Business experts report that if the work is digital — which covers perhaps 10% of employment in the United States — it can and eventually will be off-shored to low-wage highly educated workers in developing countries.
If and when Russia gets its economic act together, labor market pressures on educated and skilled workers will grow.
The entry of China, India and the former Soviet bloc to the global capitalist economy is a turning point in economic history. For the first time, the vast majority of humans will operate under market capitalism, with access to the most modern technology.
The workers in these new entrants to the global capitalist system should make great gains in reducing rates of poverty, as indeed has occurred in China and India over the past 10-15 years.
But there will be a long and difficult transition for workers throughout the world to this change — a more formidable transition than that associated with the recovery of Europe and Japan after World War II.
In advanced countries, real wages and/or employment are likely to grow more slowly than in years past.

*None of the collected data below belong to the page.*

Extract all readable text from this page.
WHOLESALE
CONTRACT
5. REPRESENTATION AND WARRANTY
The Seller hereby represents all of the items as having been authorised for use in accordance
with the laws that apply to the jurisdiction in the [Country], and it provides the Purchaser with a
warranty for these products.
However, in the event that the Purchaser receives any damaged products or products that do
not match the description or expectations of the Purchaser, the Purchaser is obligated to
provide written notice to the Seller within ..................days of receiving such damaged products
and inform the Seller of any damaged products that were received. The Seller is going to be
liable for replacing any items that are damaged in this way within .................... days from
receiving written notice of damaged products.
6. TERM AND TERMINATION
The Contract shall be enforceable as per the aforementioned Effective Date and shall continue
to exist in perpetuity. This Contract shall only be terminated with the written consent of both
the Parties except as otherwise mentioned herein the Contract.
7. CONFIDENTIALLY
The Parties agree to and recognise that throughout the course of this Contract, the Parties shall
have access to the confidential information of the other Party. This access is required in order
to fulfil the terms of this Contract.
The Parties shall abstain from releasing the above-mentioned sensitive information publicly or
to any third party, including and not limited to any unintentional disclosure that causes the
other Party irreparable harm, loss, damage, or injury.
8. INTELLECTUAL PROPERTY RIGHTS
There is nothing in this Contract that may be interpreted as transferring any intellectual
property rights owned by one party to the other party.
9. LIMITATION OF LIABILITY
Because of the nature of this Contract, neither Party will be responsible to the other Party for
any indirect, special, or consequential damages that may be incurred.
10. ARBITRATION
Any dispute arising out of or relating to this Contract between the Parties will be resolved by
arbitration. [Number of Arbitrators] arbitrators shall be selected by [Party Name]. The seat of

In developing countries that have traditionally been part of the global economy, manufacturing jobs are at risk.
They are likely to see a shift in labor to the informal sector with rising poverty, as indeed has occurred in many countries. China and India themselves are likely to face problems. Inequality in China and the former Soviet bloc has risen at rates unprecedented in economic history. Inequality has historically been high in India.
Large numbers of rural workers in China and India could lose from globalization, creating dangers of social unrest, particularly in non-democratic China.
Responsibility of policymakers
What does all this mean for economic policymakers and officials at the World Bank and their counterparts at the International Monetary Fund?
For a long time, the World Bank and the IMF have tended to blame economic problems on insufficient labor flexibility, or fiscally irresponsible governments with excessive expenditures on social safety nets, as well as on government interventions in markets.
The IMF, in particular, has sought to protect capital, particularly foreign capital, as its actions in Argentina make clear. But with a doubled workforce, capital should be quite capable of taking care of itself.
The world needs to abandon the Washington Consensus model of globalization that was designed, not all that successfully, for an utterly different global economy.
The world needs a new model of globalization and new policies that put upfront the well-being of workers around the world. They will be on the short end of the stick for a long time to come.
Takeaways
The world needs to abandon the Washington Consensus model of globalization that was designed, not all that successfully, for an utterly different global economy.
Countries that hoped to grow through exports of low-wage goods must look for new sectors if they are to make it in the global economy.
Workers will be on the short end of the stick for a long time to come.
A decline in the global capital/labor ratio shifts the balance of power in markets away from wages paid to workers and toward capital, as more workers compete for working with that capital.
The entry of China, India and the former Soviet bloc to the global capitalist economy is a turning point in economic history.